Ahora bien, y pese a lo expuesto en cuanto a reparto geográfico, daba la impresión de que las hadas más importantes se distribuían entre Irlanda, Gales y Escocia, como si estos tres centros fueran un punto de partida ancestral, o su verdadera cuna, y, al respecto de enclaves, hasta se incluía el fragmento de una antiquísima canción escocesa, la de Angus el errante, que me dio que pensar, y cuyo comienzo dice así: Me interné en el bosque de avellanos, porque tenía fuego en mi cabeza.

(Los avellanos, el escondrijo favorito de las hadas y cuya presencia había advertido distraídamente en el terreno de la finca, cuando ya la casa se hubo desvanecido).

Pero todo aquello no eran más que fantasías, por supuesto, neblina en un atardecer de septiembre, como la que yo viera flotante sobre el mar de hierba por entre las cuales corrían los mellizos Andrew y Gracie, y que el bueno de Arthur no había dudado en calificado de materia feérica.

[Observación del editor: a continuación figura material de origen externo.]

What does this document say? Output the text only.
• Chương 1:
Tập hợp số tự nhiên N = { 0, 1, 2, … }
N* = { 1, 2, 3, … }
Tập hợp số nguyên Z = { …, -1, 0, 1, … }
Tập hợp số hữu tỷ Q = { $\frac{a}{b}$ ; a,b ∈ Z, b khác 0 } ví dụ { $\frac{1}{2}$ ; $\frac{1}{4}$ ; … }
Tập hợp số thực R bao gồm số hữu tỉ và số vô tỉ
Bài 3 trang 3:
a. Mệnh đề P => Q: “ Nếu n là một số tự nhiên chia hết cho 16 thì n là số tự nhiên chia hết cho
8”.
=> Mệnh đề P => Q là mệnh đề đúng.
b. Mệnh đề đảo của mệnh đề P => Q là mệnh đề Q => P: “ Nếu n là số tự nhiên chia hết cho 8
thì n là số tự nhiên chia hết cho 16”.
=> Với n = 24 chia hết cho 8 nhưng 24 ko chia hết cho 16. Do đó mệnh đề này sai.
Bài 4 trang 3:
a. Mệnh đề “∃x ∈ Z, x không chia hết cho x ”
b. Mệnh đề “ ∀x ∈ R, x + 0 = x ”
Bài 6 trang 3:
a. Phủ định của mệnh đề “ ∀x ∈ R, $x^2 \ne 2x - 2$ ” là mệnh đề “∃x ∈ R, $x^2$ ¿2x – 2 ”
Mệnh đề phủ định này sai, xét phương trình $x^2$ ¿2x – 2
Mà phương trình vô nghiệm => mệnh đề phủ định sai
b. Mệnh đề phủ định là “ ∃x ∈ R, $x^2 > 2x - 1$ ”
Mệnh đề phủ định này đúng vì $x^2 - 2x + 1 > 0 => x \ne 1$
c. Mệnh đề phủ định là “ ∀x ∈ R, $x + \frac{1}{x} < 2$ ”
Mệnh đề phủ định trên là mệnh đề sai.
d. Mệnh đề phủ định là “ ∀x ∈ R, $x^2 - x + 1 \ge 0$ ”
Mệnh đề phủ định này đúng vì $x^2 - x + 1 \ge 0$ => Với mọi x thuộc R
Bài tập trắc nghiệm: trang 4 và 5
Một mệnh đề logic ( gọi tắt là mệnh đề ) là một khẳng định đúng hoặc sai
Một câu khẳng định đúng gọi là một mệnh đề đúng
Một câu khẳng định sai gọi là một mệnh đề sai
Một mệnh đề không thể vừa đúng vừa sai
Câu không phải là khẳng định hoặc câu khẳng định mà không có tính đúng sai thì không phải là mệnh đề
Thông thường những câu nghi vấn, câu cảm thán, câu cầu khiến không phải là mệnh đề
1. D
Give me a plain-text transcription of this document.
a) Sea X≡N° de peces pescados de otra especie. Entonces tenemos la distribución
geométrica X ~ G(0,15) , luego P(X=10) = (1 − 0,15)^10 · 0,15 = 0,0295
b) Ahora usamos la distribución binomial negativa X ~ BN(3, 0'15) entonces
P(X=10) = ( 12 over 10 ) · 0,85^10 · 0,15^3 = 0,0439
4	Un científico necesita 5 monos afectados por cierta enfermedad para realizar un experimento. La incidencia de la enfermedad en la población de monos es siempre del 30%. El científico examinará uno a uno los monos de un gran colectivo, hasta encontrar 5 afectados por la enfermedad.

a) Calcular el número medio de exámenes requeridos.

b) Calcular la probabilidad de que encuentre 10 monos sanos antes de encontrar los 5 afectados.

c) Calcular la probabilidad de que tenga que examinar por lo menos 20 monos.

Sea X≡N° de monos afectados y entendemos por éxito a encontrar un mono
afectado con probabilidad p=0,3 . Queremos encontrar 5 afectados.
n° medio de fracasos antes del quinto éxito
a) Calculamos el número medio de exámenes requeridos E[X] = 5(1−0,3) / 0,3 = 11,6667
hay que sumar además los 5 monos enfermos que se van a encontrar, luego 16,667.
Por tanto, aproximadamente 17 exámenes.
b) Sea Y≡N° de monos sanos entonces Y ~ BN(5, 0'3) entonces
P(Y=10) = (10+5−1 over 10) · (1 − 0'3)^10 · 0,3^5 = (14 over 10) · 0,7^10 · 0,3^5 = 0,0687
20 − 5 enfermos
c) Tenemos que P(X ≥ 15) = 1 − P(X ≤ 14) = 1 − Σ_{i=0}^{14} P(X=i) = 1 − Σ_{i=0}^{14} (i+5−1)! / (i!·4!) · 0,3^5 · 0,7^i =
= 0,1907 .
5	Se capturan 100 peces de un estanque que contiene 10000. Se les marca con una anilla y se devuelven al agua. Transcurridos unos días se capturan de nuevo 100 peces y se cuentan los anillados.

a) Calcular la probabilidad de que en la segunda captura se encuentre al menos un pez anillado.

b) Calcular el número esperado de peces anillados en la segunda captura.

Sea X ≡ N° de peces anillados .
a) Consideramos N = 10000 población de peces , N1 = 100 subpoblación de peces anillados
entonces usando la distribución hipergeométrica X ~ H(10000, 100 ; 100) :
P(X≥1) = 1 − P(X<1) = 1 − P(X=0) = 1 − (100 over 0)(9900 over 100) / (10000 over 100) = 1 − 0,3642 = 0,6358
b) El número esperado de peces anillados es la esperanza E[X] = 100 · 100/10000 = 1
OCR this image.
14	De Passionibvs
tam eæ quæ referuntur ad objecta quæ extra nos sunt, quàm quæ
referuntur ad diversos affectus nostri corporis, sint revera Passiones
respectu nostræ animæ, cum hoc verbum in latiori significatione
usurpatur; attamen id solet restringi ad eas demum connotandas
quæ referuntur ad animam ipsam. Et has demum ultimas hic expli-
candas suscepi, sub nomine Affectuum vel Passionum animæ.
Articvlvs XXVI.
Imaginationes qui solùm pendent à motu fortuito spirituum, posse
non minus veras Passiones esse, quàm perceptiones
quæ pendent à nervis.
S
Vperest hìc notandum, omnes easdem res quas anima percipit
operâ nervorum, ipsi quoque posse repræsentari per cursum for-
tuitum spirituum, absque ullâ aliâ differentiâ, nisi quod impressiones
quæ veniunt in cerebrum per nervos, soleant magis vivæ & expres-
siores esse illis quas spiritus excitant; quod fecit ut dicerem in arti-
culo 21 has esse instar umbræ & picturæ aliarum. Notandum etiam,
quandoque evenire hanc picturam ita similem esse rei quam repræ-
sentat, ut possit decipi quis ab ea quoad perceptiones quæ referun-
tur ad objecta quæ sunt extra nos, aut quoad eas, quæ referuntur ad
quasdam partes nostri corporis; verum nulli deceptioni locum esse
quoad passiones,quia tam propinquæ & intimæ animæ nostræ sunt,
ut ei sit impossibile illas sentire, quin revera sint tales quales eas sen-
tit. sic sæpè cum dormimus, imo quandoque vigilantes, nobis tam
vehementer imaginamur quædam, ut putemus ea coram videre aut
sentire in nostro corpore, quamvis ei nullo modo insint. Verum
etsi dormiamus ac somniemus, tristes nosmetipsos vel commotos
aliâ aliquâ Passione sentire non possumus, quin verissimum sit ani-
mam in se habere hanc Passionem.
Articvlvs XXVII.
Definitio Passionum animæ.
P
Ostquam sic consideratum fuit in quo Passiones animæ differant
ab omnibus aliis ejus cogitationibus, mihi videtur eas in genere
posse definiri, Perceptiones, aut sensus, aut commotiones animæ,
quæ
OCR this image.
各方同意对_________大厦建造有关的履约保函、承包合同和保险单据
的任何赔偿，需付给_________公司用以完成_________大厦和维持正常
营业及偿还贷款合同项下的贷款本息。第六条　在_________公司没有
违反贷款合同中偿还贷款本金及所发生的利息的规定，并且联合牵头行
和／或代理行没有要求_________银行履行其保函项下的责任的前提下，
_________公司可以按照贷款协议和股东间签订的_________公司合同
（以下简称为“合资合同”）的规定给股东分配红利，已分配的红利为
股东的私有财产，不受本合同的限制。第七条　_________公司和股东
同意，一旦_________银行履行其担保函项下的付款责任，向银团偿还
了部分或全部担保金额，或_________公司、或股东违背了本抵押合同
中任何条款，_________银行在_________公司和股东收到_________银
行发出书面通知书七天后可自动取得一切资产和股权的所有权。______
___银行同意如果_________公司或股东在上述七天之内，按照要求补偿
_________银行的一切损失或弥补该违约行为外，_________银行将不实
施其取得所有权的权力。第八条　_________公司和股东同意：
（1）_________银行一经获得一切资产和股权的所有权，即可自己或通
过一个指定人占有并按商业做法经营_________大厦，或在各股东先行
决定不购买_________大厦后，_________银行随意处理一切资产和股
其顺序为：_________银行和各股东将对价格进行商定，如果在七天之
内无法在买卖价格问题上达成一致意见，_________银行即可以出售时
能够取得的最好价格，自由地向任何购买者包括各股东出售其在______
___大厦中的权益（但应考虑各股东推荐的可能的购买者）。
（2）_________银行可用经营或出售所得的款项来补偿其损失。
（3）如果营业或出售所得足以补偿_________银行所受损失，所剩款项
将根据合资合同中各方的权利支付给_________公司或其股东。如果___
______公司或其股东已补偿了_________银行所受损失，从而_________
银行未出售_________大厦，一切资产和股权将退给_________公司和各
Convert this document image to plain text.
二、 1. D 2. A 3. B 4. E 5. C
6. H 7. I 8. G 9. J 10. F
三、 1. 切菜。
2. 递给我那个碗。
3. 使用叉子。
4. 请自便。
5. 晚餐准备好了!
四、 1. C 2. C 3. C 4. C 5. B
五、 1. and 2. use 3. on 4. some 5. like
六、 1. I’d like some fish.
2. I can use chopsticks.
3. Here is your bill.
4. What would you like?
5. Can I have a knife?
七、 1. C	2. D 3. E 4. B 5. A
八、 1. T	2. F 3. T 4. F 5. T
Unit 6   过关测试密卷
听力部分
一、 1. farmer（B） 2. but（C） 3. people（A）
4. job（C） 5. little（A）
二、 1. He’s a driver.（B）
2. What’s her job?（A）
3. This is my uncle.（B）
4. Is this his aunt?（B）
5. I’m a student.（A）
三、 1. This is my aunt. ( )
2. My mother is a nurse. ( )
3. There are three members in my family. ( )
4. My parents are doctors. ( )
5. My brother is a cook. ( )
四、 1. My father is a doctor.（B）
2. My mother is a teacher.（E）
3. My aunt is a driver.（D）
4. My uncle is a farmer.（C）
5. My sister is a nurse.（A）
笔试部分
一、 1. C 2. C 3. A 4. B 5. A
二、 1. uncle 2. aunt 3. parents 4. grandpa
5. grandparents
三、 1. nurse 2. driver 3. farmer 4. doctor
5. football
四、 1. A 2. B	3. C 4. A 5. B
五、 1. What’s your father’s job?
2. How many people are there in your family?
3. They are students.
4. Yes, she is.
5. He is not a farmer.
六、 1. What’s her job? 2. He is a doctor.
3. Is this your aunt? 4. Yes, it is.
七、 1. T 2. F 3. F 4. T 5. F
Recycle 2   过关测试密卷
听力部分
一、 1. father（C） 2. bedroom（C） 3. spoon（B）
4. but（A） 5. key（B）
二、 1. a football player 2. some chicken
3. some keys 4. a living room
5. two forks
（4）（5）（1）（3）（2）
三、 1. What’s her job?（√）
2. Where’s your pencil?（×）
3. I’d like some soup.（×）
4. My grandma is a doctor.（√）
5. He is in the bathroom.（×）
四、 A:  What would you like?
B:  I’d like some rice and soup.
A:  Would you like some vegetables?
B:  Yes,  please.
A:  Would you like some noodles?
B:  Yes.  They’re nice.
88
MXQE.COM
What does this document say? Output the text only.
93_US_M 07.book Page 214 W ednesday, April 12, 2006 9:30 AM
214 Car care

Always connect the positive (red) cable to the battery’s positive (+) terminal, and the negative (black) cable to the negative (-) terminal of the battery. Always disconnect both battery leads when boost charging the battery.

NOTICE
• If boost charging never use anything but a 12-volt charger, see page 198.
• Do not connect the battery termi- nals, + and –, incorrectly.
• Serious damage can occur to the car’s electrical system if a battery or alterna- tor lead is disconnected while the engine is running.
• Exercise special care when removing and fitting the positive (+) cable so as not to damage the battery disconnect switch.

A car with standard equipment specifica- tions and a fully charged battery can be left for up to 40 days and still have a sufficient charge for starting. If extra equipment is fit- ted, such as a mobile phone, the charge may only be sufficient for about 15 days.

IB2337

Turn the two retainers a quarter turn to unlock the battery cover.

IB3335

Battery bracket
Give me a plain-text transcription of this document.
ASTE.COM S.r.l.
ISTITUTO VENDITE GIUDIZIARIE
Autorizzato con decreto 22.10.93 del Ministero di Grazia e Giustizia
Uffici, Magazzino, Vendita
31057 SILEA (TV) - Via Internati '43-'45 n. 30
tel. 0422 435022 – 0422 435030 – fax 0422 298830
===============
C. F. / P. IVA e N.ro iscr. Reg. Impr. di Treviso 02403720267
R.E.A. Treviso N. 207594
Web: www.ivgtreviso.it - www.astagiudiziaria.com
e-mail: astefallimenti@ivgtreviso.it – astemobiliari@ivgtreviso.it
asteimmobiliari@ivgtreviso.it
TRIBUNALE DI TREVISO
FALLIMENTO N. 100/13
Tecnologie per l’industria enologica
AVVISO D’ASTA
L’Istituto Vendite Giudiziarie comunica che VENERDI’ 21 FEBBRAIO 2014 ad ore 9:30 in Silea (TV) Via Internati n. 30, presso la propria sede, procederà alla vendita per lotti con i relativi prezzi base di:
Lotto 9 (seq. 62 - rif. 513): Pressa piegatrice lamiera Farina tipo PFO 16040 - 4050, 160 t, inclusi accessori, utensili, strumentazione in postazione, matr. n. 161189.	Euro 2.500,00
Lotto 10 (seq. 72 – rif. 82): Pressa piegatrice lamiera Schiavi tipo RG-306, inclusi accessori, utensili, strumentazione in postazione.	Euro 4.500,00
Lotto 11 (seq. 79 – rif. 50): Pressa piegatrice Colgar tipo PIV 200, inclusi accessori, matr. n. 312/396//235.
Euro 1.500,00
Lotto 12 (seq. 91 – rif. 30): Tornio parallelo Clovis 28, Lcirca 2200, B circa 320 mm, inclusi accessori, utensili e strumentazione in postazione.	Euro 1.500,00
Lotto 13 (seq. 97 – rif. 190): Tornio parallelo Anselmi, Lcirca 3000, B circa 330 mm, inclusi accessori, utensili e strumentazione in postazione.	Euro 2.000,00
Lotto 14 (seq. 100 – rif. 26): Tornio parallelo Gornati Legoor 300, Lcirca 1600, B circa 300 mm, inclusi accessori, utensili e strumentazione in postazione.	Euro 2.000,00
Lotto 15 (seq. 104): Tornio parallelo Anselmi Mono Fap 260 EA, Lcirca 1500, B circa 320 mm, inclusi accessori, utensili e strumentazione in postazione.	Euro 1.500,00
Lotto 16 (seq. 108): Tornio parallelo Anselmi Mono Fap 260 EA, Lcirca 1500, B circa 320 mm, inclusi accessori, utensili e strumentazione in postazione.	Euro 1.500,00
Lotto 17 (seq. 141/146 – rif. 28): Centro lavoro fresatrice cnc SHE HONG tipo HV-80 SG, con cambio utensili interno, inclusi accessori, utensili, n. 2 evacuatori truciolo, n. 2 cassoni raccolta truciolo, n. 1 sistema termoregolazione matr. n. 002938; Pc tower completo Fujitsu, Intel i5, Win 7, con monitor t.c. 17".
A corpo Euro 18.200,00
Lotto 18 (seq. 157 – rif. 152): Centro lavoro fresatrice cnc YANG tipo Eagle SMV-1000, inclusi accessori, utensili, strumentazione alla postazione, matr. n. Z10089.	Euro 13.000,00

Sin embargo, una cuestión quedaba en pie, al margen de cualquier sensata consideración, Arthur y yo habíamos estado en el interior de la casa, él vio a las niñas y a sus tíos, habló con ellos y por mi parte había trabado conocimiento con Puck, un perro que no podía ver visiones, y me traje una muñeca que Conan Doyle identificó... Vamos a suponer, por suponer tan sólo, que mi amigo de juventud hubiera deseado chancearse de Sherlock Holmes, no atinaba yo cuál pudiera ser el motivo, y que hubiese mentido, pero yo no lo hice... y el supuesto de las flores alucinógenas se me antojaba un tanto desproporcionada si le agregamos la complicidad del aldeano, hombre demasiado tosco para ser sutil, o, según la teoría de Holmes, un mesmerizador avezado que me hipnotizase ayudado por los efluvios turbadores de las flores marchitas.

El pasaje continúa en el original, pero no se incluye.